One of the biggest unanswered questions from JJ Abrams’ The Force Awakens concerned the identity of the parents of Rey. All we knew about her was that she was left on Jakku as a child and had spent the last fifteen years, give or take, waiting for them to return for her. Was that an unanswered question, though? Okay, so we weren’t told who Rey’s parents were, but was it really one of the big mysteries in need of an answer? I’ve always been of the opinion that the question of Rey’s lineage was a non-issue.
Of course, being a point of fervent speculation ever since Episode VII came out, the issue became one of only a handful of mysteries to be pulled at and talked over, another of which we’ll discuss another time. What happens when there is a hole in the information given in a film or tv show – especially these days – is all too understandable: the vacuum demands to be filled. Because Rey was waiting for her family to return, because it was hinted at that she may be more significant than it appeared at first glance, the internet went crazy, theorising unrestrained over Rey Who?
The answer, we find out in The Last Jedi is nobody. Rey parents were Jakku junkers who sold her for drinking money and buggered off, leaving her behind. As worthy an answer as any, I think. Of course, the fan machine isn’t happy about this. Because she has the Force – indeed is strong with it – she must be somehow related to someone we know, someone also strong with the force. The most likely answer was that she was Luke’s secret daughter. Some fans out there would not be happy with anything but this answer, despite it being the most obvious, least imaginative outcome possible. If not that, then she must be a Kenobi or a Solo because they’re the only other real possible answers. Maybe they’ll shock us, others thought, and do something completely unexpected, making her a descendant of a dark side user! Whatever the answer we were to be given, she had to be someone special, or else how was she so strong with the Force?

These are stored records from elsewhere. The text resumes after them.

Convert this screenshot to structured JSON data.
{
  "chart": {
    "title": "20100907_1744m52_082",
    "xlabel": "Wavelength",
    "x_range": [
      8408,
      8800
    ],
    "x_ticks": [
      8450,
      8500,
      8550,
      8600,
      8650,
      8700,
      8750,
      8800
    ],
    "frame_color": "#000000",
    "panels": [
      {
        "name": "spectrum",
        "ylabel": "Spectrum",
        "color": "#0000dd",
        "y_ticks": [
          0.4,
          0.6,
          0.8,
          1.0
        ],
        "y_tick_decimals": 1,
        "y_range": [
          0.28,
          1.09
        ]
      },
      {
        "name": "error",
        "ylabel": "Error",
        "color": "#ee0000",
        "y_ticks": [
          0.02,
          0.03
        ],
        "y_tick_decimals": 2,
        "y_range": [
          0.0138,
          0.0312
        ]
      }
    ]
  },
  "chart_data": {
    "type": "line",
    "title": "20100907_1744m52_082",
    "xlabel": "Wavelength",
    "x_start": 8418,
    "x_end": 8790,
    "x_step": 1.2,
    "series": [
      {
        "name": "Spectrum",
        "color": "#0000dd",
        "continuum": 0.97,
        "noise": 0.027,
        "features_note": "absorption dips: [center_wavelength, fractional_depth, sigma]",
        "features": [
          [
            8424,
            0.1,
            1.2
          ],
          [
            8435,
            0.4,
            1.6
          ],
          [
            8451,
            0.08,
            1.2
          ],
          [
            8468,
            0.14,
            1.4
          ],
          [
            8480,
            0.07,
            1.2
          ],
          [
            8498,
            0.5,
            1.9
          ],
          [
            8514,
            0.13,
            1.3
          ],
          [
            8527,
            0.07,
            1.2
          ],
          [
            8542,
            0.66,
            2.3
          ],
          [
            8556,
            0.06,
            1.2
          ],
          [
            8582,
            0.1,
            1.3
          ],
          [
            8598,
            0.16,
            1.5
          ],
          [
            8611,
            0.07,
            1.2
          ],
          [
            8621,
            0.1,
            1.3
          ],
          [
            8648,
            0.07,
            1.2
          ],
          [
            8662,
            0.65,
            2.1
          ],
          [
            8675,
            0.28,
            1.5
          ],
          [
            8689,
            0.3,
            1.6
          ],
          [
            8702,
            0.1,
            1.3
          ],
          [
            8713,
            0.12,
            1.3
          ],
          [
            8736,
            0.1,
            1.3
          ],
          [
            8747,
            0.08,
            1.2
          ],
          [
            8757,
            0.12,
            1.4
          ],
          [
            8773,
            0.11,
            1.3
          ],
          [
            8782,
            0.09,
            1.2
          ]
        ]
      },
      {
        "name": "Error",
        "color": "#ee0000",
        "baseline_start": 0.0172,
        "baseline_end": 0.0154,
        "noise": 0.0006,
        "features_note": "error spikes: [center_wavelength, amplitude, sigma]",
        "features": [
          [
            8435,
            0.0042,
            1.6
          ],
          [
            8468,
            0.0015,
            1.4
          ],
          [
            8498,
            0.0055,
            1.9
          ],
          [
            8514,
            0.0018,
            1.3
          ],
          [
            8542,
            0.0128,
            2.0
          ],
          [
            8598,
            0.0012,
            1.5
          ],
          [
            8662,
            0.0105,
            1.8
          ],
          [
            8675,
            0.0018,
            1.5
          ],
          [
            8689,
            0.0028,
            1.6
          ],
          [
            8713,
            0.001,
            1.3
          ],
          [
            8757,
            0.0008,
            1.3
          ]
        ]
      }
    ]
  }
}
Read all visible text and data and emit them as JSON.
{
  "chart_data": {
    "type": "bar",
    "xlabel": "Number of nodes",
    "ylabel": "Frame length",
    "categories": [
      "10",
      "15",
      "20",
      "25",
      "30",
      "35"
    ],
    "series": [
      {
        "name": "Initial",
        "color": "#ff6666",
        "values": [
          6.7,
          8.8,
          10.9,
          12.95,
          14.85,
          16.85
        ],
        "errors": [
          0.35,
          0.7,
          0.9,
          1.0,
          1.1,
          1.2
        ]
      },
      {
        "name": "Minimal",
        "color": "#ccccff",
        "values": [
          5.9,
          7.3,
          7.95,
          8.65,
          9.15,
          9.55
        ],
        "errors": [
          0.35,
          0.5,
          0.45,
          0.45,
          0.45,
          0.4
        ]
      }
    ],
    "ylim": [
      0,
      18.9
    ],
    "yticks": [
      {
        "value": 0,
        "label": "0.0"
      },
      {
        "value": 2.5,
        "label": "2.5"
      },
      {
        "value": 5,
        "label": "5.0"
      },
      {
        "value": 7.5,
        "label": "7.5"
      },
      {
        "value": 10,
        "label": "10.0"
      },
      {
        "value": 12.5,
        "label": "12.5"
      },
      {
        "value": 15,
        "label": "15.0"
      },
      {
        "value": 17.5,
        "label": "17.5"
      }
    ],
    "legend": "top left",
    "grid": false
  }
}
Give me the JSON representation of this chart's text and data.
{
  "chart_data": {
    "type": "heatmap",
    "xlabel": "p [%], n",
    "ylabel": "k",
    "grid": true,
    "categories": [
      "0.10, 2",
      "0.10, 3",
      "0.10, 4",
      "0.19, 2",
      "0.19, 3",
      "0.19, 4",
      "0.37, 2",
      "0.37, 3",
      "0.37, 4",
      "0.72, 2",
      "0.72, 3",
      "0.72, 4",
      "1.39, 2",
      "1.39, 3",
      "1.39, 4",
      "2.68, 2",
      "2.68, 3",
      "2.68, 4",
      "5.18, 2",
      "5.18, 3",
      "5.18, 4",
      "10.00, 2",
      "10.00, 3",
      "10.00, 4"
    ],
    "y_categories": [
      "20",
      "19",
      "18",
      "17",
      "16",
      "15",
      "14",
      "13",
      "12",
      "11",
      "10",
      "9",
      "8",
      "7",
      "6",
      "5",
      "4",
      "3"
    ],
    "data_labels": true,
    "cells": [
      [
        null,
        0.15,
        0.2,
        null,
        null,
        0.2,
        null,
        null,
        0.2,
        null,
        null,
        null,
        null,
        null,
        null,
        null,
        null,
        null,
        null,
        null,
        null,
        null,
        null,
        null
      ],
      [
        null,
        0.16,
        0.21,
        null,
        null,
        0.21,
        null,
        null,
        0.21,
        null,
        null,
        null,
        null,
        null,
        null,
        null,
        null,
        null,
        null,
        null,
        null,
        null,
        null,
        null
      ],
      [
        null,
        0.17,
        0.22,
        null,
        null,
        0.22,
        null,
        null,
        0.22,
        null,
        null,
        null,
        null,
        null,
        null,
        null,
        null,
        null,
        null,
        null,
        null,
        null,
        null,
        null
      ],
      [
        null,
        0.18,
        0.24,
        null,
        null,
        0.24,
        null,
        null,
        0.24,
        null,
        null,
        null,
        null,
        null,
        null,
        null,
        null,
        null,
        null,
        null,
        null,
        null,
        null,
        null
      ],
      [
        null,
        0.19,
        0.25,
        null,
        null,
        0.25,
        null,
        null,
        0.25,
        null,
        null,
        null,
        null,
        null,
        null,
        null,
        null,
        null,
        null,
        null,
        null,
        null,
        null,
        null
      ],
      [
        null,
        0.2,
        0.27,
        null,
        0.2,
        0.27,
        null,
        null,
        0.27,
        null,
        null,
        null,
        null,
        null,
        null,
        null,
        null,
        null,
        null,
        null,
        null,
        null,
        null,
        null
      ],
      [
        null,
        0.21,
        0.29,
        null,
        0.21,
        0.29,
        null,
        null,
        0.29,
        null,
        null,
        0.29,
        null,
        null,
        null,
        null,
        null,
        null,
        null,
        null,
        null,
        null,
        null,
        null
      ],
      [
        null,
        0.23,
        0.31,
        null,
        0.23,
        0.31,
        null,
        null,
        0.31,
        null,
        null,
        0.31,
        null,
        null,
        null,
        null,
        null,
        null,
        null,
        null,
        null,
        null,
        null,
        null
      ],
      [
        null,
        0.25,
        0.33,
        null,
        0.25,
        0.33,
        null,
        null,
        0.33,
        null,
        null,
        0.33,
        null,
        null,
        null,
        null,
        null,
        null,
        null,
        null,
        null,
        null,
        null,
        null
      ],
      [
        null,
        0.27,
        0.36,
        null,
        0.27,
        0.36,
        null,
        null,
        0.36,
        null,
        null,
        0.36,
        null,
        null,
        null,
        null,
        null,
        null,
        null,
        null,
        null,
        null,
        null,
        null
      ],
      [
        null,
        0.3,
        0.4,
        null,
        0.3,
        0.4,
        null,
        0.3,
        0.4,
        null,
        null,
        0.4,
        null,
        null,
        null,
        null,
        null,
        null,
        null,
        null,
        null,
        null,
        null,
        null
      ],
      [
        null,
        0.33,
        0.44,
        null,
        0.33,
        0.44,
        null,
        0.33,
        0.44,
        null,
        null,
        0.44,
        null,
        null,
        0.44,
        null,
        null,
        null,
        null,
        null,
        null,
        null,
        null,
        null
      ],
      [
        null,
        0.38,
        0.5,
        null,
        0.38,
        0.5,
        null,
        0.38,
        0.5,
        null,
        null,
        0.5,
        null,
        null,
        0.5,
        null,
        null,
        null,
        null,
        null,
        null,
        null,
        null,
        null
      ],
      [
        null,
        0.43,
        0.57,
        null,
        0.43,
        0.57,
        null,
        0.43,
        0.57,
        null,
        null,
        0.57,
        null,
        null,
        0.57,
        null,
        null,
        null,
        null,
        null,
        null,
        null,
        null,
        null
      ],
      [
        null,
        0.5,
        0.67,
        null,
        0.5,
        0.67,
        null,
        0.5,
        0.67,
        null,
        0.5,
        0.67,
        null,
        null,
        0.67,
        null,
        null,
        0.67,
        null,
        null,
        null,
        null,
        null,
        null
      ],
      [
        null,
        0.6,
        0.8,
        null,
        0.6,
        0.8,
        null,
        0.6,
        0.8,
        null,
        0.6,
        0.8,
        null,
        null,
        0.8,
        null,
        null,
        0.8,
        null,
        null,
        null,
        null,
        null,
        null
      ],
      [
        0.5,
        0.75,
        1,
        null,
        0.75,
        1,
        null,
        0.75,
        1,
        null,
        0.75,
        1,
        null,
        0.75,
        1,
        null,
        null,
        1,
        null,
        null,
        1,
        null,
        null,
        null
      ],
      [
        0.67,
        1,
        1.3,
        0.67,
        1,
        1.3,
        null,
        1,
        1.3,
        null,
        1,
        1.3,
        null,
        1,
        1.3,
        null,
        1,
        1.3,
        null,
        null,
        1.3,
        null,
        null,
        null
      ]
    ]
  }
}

This blinkered rationale forgets of course that in the prequels, and for a thousand generations before them, there were loads of Jedi. They were everywhere! Are you telling me they all came from greatness when we know for a fact that they were simply ordinary kids who were strong with the Force, trained to use it as best they can? Until the prequels came along Anakin Skywalker was just a Jedi Knight who went bad. This Chosen One bollocks didn’t really rear its head, on screen at least, until The Phantom Menace tried to shoehorn an immaculate conception into the mythos. Taking the original trilogy on its own, Luke was only special in the sense that he was the baddie’s son.
So when, in The Force Awakens, Maz says “you already know the truth – whomever you are waiting for on Jakku, they’re never coming back. But there’s someone still could…” I took it as read that her family was gone and it didn’t matter who they were. The story was about looking to the future, not wallowing in the past. Daisy Ridley herself was confused when made aware of the speculation; she believed the identity of Rey’s parents was not only explained but explained away, in that very scene. Her parents were gone, they were never coming back, it wasn’t about where she was from but where she was going. Isn’t that much, much better than “she’s secretly Obi-Wan Kenobi’s granddaughter, born of his secret son we’ve never heard of despite seeing his younger years as a Jedi Knight and his years spent in exile on Tatooine? I think so.
Of course, The Last Jedi is a layered and nuanced piece of work. Does Rey tell herself that her parents were nobodies, as she’s already known, deep inside? Or does she get told that by Kylo Ren? I think it’s clear that it’s the first one. Kylo tells her that she’s always known the truth about her parents. She says “they’re nobody” and he then tells her that she’s correct, that they’re buried in makeshift graves in the desert on Jakku. But nothing can stop the speculation machine: already there are countless YouTube videos theorising that Kylo Ren lied to her, manipulated her into thinking she is less than she is. That the real truth is yet to be told. I suppose it’s a point of debate, but I wouldn’t waste your time on it. So who are Rey’s parents? That was the BIG QUESTION. The answer – as it has always been, if you take what’s on screen and think about it for more than a second (but for less than a week, as that leads to the dark side: online fan theories!) – is “they’re nobody. Forget them.” They aren’t characters in this film. As it should be.
The very core of this new chapter in the Star Wars saga is that greatness comes from within yourself, it doesn’t drip down the branches of your family tree. The Force doesn’t belong to the Jedi or the Sith, that’s vanity, arrogance, and can lead only to ultimate failure. The Force is in everyone and everything. Broom Kid – the character we see very briefly at the end of the film, moving a broom using the Force, which sporting Rose’s Resistance ring. He’s nobody. He’s symbolic. They show us, right there in that stable, that the Force is awakening, not just in Rey, but all across the galaxy in normal people.
Alas, I fear this humbling message is lost on a generation of fans overfed on the Extended Universe material, bitter now that Disney have declared their favourite minor-player character-study comic book non-canonical. Already there are Reddit threads and 4Chan chats about the biggest question this awful, terrible, franchise-killing film has to ask: Who are Broom Kid’s parents? Is he a Skywalker? A Kenobi? A Palpatine?! Kill me now, before they kick off about never seeing him again.